The evolutionary trajectory of FOXP2, a key regulator of language acquisition and higher-order cognitive function, remains incompletely understood. Retrotransposons such as long interspersed element-1 (LINE-1) are recognized as important contributors to genome regulation, influencing embryonic and neuronal developmental programs. However, the potential contribution of LINE-1 to shaping the cis-regulatory landscape of FOXP2 remains unclear.

Results

Through comparative evolutionary genomic analyses, we identify a locus positioned 342 kb upstream of the FOXP2 transcription start site that has experienced multiple, successive LINE-1 retrotransposition events during primate evolution. This process produces a 10.6 kb composite LINE-1 element present in both human and chimpanzee genomes, which we designate FOXP2-342L1. This element exhibits moderate signals of recent positive selection in modern human populations and resides near a topologically associating domain boundary within the FOXP2 regulatory landscape. Integrative 3D genome mapping in human and marmoset neural stem cell models demonstrates that FOXP2-342L1 mediates long range chromatin interactions across the FOXP2 cis regulatory domain.

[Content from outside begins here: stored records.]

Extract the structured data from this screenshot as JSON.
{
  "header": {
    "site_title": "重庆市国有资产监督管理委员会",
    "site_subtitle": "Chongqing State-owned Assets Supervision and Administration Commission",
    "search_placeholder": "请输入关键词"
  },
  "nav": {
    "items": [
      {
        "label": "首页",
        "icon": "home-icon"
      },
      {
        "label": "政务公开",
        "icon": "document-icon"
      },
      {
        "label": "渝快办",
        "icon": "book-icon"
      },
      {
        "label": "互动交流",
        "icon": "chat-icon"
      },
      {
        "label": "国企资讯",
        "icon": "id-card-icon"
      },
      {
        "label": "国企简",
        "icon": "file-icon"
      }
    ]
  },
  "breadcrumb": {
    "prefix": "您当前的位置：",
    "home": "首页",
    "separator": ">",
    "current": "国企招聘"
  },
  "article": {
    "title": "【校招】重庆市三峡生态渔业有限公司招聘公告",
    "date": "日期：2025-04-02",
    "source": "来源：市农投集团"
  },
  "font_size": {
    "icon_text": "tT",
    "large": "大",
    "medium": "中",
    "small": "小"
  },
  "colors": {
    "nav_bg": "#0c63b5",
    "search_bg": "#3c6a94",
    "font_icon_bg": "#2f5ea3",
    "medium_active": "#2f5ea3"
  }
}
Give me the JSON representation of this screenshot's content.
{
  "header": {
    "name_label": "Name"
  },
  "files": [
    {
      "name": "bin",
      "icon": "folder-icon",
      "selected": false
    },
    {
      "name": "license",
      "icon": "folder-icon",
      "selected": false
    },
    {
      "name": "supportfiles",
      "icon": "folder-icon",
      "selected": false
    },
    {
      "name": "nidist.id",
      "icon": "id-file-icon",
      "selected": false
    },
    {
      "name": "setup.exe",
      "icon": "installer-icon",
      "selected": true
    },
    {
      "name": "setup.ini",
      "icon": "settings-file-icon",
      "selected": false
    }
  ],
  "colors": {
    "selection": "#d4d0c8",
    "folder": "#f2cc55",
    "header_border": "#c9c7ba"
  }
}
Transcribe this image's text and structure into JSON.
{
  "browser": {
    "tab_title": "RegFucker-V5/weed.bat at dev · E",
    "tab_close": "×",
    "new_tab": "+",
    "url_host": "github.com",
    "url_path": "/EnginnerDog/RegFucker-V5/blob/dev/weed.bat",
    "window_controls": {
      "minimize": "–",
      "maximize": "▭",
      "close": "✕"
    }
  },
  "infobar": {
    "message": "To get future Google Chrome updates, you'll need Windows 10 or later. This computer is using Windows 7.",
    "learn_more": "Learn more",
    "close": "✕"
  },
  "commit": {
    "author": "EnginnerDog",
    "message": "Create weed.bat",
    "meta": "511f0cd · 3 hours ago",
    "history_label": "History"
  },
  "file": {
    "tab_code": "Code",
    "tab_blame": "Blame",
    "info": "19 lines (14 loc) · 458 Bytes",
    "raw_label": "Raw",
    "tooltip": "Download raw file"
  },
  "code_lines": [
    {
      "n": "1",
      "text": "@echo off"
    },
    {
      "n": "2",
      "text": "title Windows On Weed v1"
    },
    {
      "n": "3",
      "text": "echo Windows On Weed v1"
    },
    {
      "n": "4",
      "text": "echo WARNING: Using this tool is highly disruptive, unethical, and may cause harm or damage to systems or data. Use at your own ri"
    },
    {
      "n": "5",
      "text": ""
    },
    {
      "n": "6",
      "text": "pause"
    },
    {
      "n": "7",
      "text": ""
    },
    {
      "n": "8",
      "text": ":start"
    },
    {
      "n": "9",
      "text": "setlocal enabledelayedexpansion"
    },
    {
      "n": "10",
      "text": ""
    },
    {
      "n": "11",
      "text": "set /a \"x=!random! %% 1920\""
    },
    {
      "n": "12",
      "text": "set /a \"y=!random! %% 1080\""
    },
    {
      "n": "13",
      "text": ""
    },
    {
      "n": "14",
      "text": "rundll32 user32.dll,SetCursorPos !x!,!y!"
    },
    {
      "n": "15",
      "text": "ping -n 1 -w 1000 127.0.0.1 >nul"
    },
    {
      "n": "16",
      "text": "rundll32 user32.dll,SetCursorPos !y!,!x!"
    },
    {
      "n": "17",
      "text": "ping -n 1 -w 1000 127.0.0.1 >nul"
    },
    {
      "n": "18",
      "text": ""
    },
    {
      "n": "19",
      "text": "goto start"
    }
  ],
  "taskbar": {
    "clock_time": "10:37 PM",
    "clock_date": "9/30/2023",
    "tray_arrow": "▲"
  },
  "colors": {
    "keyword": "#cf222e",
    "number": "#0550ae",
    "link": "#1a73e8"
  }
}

Notably, FOXP2-342L1 functions as an evolutionary “hub” that accumulates successive LINE-1 insertions during primate evolution, thereby regulating FOXP2 activity and promoting cortical neuron differentiation.

Conclusion

Our findings uncover a LINE-1 driven reconfiguration of 3D chromatin architecture within the FOXP2 regulatory landscape and reveal a primate specific model of neuronal development shaped by retrotransposon activity during primate evolution.